Шрифт:
Интервал:
Закладка:
– Во всяком случае, – прибавил один из старших жрецов, молчавший до сих пор, – Паакер имеет некоторые заслуги как махор и обладает качествами, достойными похвалы. Он неутомим и настойчив, не отступает перед какою бы то ни было опасностью и уже ребенком отличался набожностью, доказываемою на деле. Тогда как другие ученики относили свои карманные деньги продавцам фруктов и пряников у ворот храма, он покупал гусей, а на богатые подарки, достававшиеся ему от матери, приобретал молодых газелей, чтобы возложить их на алтарь богов. Ни один из вельмож страны не обладает таким богатым собранием амулетов и статуэток, изображающих богов, как он. Паакер и теперь принадлежит к числу самых благочестивых людей, и заупокойные жертвы, которые он принес в память своего умершего отца, поистине царские.

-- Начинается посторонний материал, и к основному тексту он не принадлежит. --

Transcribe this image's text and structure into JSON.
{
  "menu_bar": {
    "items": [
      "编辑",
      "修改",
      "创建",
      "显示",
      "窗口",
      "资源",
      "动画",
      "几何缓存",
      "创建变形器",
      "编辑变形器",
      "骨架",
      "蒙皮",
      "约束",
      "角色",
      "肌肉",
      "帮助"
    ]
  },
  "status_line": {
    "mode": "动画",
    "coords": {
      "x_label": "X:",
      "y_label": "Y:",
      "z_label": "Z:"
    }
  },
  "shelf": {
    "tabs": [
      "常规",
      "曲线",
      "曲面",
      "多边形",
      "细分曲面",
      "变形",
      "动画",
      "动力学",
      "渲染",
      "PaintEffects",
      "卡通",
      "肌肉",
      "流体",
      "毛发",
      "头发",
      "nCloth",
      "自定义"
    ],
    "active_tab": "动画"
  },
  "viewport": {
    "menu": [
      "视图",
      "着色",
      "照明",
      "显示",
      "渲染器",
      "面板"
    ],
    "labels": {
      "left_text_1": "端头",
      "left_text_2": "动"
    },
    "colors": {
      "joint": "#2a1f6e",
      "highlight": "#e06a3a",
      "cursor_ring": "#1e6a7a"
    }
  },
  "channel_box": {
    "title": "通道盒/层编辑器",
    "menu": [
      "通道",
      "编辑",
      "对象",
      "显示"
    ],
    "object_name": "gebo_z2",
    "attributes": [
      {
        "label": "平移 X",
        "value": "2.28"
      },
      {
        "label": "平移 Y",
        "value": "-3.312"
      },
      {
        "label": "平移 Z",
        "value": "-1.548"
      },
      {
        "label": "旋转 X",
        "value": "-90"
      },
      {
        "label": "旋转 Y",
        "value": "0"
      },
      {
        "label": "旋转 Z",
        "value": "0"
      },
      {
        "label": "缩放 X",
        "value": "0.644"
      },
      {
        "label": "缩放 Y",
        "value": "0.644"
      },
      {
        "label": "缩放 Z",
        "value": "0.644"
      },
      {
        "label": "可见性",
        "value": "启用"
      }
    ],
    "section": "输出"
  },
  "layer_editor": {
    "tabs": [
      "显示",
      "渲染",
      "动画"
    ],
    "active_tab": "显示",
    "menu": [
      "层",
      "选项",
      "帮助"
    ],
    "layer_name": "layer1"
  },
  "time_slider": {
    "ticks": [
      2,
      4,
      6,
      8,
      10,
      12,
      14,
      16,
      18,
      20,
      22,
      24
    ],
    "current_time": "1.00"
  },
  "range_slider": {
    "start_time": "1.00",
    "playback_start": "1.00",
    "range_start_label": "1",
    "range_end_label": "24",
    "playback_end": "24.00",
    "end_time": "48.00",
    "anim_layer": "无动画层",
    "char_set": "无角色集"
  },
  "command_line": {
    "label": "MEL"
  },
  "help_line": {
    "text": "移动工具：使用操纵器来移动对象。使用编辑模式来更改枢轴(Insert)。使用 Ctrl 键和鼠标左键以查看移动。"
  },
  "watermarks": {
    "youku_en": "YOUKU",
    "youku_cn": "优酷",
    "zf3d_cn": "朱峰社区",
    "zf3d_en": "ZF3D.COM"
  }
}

– Мы благодарны ему за эти дары, – сказал казначей, – почтение, с каким он вспоминает о своем отце после его смерти, необыкновенно и в высшей степени похвально.
– Он старается походить на своего отца, – насмешливо заметил Гагабу, – и если не во всех чертах уподобляется ему, то все-таки теперь сделался похожим на него, но увы, подобно тому, как гусь похож на лебедя, а филин на орла! Там была гордость, здесь – высокомерие, там дружеская строгость, здесь – грубая жестокость, там – достоинство, здесь – заносчивость, там настойчивость, здесь – упрямство. Он набожен, и его дары небесполезны для нас. Казначей может им радоваться и вкушать финики, не разбирая, с кривого они дерева или с прямого. Но если бы я был божеством, то ценил бы их не выше, чем перо удода. Ведь все зависит от качеств сердца, приносящего эти дары!
– Разве ты исследовал его сердце? – спросил главный астролог.
– Как этот кубок! – вскричал Гагабу. – Я изучал его непрестанно в течение пятнадцати лет. Этот человек был, есть и будет полезным для нас. Да, наши лекари употребляют горькую рыбью желчь и убийственные для человека яды в качестве лекарства, и подобные люди…
– В тебе говорит ненависть, – прервал раздраженного старика астролог.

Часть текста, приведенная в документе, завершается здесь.